Constraints. What not to do: do not invent numbers, do not use unverified sources, do not change legal wording, do not exceed 1,500 characters.
Quality criteria. What makes the answer good: sources are included, risks are visible, alternatives are listed, fluff is removed, facts are separated from assumptions.
Microsoft’s prompt engineering guide highlights basic techniques: start with clear instructions, break tasks down, and specify output structure.
“Start with clear instructions.” — Microsoft Learn
In plain English: the model should not have to guess what success means. Less guessing means less fluff.
“You are an expert” is not the main lever
People used to start every prompt with “you are a senior marketer with 15 years of experience.” Sometimes a role helps set tone and domain, but it does not save a weak task.
Weak version:
You are an expert. Make a promotion strategy.
Working version:
Below is a description of a B2B SaaS for CFOs. Prepare a 90-day promotion plan. Constraint: budget under $3,000, team is the founder and one marketer. Format: 5 channels, hypothesis, test cost, success metric, risk. Do not invent market numbers without a source.
The difference is not a prettier title for the model. The difference is input control.
Habits that actually help
Write the working instruction in English if the model follows it more reliably. Add Respond in Russian. at the end if needed. This is not magic, but on some models English instructions produce more predictable structure.
Ask AI to write the prompt for you.

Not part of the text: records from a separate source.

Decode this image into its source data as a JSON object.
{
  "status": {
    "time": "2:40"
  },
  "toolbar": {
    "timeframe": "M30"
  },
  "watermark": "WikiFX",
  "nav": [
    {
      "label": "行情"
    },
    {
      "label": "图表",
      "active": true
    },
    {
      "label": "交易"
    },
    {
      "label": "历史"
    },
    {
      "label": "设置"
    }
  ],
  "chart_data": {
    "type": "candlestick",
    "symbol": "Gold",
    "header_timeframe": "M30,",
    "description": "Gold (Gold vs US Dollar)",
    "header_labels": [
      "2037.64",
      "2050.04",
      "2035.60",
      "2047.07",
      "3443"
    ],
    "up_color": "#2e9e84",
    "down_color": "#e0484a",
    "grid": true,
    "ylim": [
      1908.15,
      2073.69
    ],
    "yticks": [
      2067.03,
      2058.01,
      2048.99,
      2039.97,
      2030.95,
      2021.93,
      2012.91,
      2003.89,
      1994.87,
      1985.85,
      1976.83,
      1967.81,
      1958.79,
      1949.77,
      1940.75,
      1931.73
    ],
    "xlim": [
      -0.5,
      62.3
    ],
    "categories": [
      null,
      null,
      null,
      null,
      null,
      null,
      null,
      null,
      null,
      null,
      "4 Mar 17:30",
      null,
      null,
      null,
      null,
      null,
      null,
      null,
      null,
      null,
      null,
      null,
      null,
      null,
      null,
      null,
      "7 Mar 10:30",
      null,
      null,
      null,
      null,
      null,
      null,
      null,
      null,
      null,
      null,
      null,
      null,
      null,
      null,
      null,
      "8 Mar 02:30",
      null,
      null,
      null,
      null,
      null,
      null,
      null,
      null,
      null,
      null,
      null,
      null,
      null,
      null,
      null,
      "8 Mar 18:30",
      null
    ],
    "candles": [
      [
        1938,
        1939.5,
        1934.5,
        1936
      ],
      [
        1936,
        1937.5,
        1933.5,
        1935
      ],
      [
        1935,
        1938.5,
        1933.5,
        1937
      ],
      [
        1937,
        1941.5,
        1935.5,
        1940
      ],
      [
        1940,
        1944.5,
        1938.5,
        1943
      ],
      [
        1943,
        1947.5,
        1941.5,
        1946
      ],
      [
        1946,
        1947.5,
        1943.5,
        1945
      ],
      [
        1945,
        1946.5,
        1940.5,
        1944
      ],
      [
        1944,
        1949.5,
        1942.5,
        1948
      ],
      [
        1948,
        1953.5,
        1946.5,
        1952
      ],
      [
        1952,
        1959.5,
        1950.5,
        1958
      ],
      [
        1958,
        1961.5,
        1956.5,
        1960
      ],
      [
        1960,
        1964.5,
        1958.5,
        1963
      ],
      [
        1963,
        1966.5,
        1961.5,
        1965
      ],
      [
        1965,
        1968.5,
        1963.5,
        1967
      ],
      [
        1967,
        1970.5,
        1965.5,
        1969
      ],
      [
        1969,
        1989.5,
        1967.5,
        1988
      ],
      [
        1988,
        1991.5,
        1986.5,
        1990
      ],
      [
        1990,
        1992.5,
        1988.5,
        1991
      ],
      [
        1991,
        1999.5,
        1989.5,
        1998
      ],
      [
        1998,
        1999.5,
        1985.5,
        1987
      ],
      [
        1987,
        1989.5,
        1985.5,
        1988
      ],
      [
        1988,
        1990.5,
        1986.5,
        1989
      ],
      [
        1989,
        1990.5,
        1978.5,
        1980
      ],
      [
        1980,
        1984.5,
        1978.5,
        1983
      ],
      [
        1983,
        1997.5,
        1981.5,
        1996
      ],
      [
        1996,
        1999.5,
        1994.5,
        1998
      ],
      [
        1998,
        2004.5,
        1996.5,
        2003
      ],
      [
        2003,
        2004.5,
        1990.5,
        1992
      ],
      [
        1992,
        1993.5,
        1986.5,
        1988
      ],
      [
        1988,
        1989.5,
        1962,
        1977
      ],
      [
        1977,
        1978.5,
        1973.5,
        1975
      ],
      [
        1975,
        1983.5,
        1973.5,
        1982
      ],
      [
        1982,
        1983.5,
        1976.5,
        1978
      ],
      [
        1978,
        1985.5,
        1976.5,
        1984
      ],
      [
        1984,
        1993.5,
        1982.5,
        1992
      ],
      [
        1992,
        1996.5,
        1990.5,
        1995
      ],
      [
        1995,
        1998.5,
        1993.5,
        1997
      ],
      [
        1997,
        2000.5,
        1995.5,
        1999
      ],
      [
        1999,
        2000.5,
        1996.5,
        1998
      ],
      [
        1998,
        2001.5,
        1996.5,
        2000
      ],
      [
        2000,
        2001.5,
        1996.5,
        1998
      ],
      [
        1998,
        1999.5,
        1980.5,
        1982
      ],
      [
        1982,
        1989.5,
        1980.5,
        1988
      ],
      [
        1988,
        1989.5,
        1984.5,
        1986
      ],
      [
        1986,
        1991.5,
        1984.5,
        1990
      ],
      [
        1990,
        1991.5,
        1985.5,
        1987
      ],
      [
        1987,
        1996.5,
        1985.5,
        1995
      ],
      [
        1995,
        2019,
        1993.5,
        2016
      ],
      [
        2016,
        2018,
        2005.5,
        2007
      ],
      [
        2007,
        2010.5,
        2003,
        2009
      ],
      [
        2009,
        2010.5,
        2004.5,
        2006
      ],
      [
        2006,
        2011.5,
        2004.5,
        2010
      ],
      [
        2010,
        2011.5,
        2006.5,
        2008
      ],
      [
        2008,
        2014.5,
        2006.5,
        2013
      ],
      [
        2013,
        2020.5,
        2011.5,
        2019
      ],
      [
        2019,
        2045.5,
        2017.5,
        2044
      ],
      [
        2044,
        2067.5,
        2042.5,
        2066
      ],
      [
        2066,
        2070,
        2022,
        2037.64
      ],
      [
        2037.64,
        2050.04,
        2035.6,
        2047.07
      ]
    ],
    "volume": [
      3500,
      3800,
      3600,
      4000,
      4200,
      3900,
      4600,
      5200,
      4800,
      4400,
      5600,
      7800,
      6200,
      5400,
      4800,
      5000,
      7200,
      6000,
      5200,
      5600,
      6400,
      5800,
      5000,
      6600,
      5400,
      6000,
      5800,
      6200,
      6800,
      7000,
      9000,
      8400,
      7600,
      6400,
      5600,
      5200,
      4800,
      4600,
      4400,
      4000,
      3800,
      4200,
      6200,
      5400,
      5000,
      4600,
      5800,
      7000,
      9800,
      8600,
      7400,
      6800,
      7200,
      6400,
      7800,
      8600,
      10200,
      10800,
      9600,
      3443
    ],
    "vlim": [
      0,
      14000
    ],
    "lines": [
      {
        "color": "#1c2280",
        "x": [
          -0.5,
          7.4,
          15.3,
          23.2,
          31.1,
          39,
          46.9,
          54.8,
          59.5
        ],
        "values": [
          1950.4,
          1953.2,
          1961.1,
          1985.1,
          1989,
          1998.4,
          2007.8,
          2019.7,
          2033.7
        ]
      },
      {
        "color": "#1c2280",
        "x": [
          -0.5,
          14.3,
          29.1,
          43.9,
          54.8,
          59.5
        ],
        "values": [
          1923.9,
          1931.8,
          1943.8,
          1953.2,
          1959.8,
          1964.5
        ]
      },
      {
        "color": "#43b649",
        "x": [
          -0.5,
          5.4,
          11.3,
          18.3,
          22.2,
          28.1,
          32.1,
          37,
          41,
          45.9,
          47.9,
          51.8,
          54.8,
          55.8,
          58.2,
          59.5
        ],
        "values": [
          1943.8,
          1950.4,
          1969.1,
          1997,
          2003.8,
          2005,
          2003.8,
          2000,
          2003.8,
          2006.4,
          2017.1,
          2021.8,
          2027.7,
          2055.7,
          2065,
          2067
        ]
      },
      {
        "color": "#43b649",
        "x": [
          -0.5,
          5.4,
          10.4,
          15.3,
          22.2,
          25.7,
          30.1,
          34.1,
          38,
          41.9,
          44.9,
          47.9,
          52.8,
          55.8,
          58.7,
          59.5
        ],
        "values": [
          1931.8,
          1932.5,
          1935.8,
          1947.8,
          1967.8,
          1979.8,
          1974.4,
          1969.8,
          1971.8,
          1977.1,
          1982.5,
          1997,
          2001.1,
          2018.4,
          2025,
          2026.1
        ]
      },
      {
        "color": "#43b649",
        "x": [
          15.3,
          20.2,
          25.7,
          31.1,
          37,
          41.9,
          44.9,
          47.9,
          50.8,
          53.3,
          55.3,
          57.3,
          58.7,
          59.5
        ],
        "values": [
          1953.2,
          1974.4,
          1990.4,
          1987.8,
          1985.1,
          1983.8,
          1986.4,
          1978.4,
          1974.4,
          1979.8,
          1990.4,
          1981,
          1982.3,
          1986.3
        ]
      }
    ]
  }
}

Open a separate chat: “Create a detailed prompt for task X that I will send to another model. Ask clarifying questions if data is missing.” Often this is faster than forcing the structure yourself.

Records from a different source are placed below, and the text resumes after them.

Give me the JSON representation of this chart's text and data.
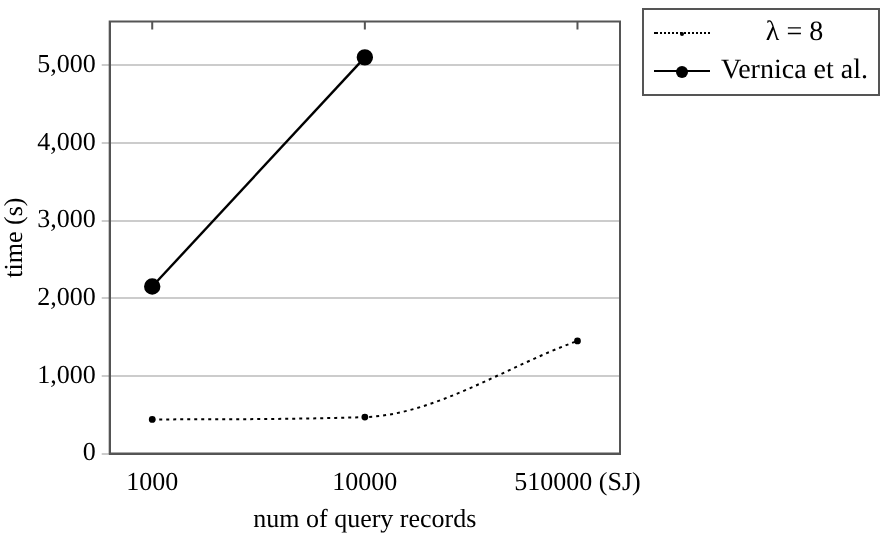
{
  "chart_data": {
    "type": "line",
    "xlabel": "num of query records",
    "ylabel": "time (s)",
    "categories": [
      "1000",
      "10000",
      "510000 (SJ)"
    ],
    "series": [
      {
        "name": "λ = 8",
        "color": "#000000",
        "values": [
          440,
          470,
          1450
        ],
        "line_style": "dotted",
        "marker": "circle"
      },
      {
        "name": "Vernica et al.",
        "color": "#000000",
        "values": [
          2150,
          5100,
          null
        ],
        "line_style": "solid",
        "marker": "circle"
      }
    ],
    "ylim": [
      0,
      5560
    ],
    "yticks": [
      0,
      {
        "value": 1000,
        "label": "1,000"
      },
      {
        "value": 2000,
        "label": "2,000"
      },
      {
        "value": 3000,
        "label": "3,000"
      },
      {
        "value": 4000,
        "label": "4,000"
      },
      {
        "value": 5000,
        "label": "5,000"
      }
    ],
    "grid": "y",
    "legend": "top right"
  }
}
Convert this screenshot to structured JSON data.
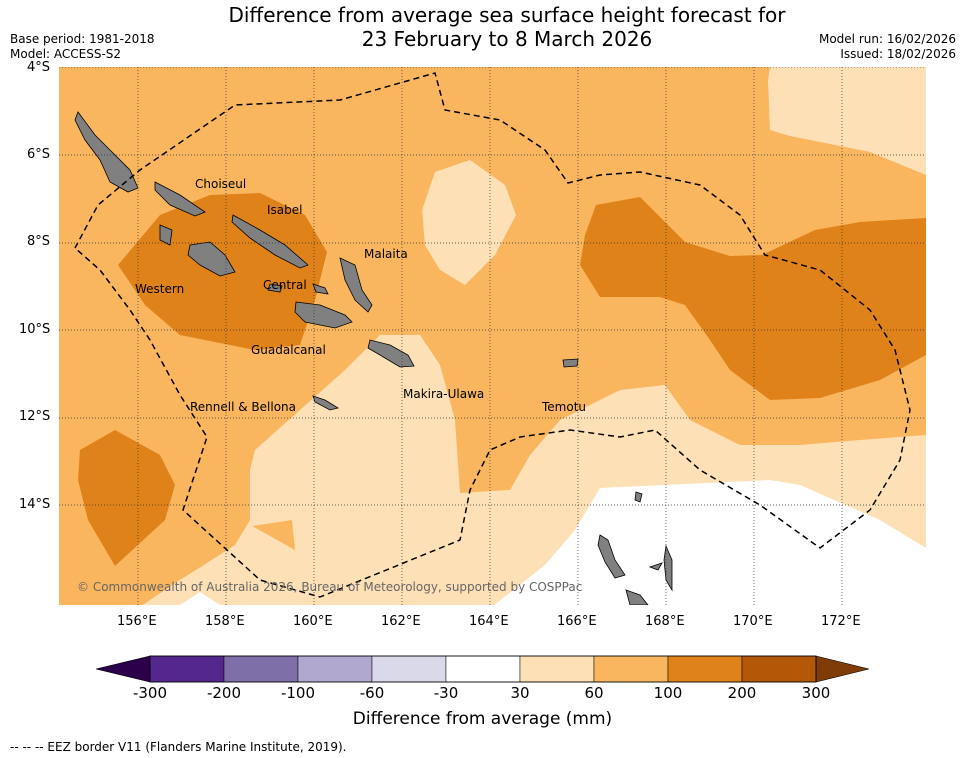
{
  "title_line1": "Difference from average sea surface height forecast for",
  "title_line2": "23 February to 8 March 2026",
  "base_period": "Base period: 1981-2018",
  "model": "Model: ACCESS-S2",
  "model_run": "Model run: 16/02/2026",
  "issued": "Issued: 18/02/2026",
  "lat_ticks": [
    "4°S",
    "6°S",
    "8°S",
    "10°S",
    "12°S",
    "14°S"
  ],
  "lon_ticks": [
    "156°E",
    "158°E",
    "160°E",
    "162°E",
    "164°E",
    "166°E",
    "168°E",
    "170°E",
    "172°E"
  ],
  "places": [
    "Choiseul",
    "Isabel",
    "Malaita",
    "Western",
    "Central",
    "Guadalcanal",
    "Makira-Ulawa",
    "Rennell & Bellona",
    "Temotu"
  ],
  "copyright": "© Commonwealth of Australia 2026, Bureau of Meteorology, supported by COSPPac",
  "colorbar": {
    "label": "Difference from average (mm)",
    "ticks": [
      "-300",
      "-200",
      "-100",
      "-60",
      "-30",
      "30",
      "60",
      "100",
      "200",
      "300"
    ],
    "colors": [
      "#54278f",
      "#7f6fa9",
      "#b0a8cf",
      "#d9d9ea",
      "#ffffff",
      "#fde0b5",
      "#f9b65f",
      "#e0821a",
      "#b35806"
    ],
    "under_color": "#2d004b",
    "over_color": "#7f3b08"
  },
  "footer": "--  --  -- EEZ border V11 (Flanders Marine Institute, 2019)."
}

Work in iterations. The first answer is a draft. A normal process sounds like: “too generic,” “add sources,” “cut it in half,” “separate facts from hypotheses,” “rewrite for a client without technical jargon.”
One chat, one task. If you wrote a contract, ad copy, and strategy in the same thread, do not be surprised when the model starts mixing contexts.

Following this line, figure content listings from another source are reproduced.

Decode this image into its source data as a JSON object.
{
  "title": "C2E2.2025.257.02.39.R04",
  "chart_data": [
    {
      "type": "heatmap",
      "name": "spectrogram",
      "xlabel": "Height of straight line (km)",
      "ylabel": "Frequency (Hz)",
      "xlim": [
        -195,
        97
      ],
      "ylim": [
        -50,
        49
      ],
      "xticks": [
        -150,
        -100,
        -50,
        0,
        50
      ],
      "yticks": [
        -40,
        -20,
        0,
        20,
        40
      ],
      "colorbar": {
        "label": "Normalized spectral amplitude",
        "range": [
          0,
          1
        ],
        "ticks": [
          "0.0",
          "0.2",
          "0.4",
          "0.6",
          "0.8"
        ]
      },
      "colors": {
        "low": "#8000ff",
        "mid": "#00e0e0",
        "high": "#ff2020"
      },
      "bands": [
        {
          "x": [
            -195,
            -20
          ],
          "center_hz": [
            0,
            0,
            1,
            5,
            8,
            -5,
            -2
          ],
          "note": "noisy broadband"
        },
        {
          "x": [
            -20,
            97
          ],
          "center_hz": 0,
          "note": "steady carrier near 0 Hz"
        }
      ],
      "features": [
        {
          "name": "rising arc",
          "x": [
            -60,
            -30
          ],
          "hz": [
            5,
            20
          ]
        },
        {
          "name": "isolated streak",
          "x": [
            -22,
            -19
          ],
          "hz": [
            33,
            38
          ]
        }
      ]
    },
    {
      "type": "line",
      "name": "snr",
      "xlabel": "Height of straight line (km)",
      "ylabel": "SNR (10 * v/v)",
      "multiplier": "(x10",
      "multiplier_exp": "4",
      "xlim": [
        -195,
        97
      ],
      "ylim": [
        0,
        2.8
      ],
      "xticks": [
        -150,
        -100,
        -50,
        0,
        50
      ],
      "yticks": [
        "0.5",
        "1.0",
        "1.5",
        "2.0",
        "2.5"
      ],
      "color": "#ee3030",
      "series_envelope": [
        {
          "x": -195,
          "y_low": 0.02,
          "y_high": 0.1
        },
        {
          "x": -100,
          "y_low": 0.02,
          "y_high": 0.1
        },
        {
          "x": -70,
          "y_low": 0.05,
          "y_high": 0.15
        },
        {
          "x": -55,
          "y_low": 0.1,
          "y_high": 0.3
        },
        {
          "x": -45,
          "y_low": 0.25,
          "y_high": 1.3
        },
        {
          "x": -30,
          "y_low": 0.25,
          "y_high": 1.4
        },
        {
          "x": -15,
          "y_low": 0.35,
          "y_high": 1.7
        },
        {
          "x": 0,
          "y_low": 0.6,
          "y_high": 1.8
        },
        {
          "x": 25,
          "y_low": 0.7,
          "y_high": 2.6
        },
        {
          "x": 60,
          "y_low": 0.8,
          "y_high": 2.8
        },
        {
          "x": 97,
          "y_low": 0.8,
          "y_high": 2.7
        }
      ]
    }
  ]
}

Speak instead of typing when the task is long. Voice input saves time when you need to unload context from your head: what happened, why it matters, what constraints exist.
Anthropic’s documentation notes that Claude Console includes prompt generators, templates, variables, and a prompt improver.
“The Claude Console also offers prompting tools—prompt generator, templates and variables, and prompt improver—to help you build and refine prompts quickly.” — Anthropic Claude Docs
Translation: you do not have to heroically write the perfect prompt from scratch. You can use tools and templates — but you still need to understand what you want.
How to control the result
The most dangerous mistake is accepting confident text as truth. A model can sound convincing and be wrong. For work tasks, I ask it to:
- separate facts from assumptions;
- show sources for external data;
- list risks and weak points;
- provide an alternative option;
- state where data is missing.
If the task is important — contracts, finance, legal text, medical topics, public analysis — human review is mandatory. AI prepares the draft; responsibility is not delegated.
A universal prompt template
Context:
[Who we are, product, audience, situation]
Task:
[Exactly what needs to be done]
Input data:
[Facts, documents, links, constraints]
Output format:
[List / table / email / plan / JSON]
Quality criteria:
- separate facts from assumptions
- do not invent numbers
- mention risks
- ask questions if data is missing
Respond in Russian.
This template is not perfect for every case, but it is better than 90% of “make it nice” requests.
Where to find good examples
You do not need an expensive course to start. Take a few open prompt libraries, study the structure, and adapt it: Anthropic Prompt Library, Microsoft documentation examples, and open GitHub collections.
Do not copy prompts blindly. Look for the blocks: context, format, constraints, examples, quality checks. Transfer the principle, not the text.
The short version
A prompt is controlled input into the system. The better you describe context, task, format, and constraints, the less the model hallucinates and the faster you get a useful draft. Not the final truth — but material you can work with.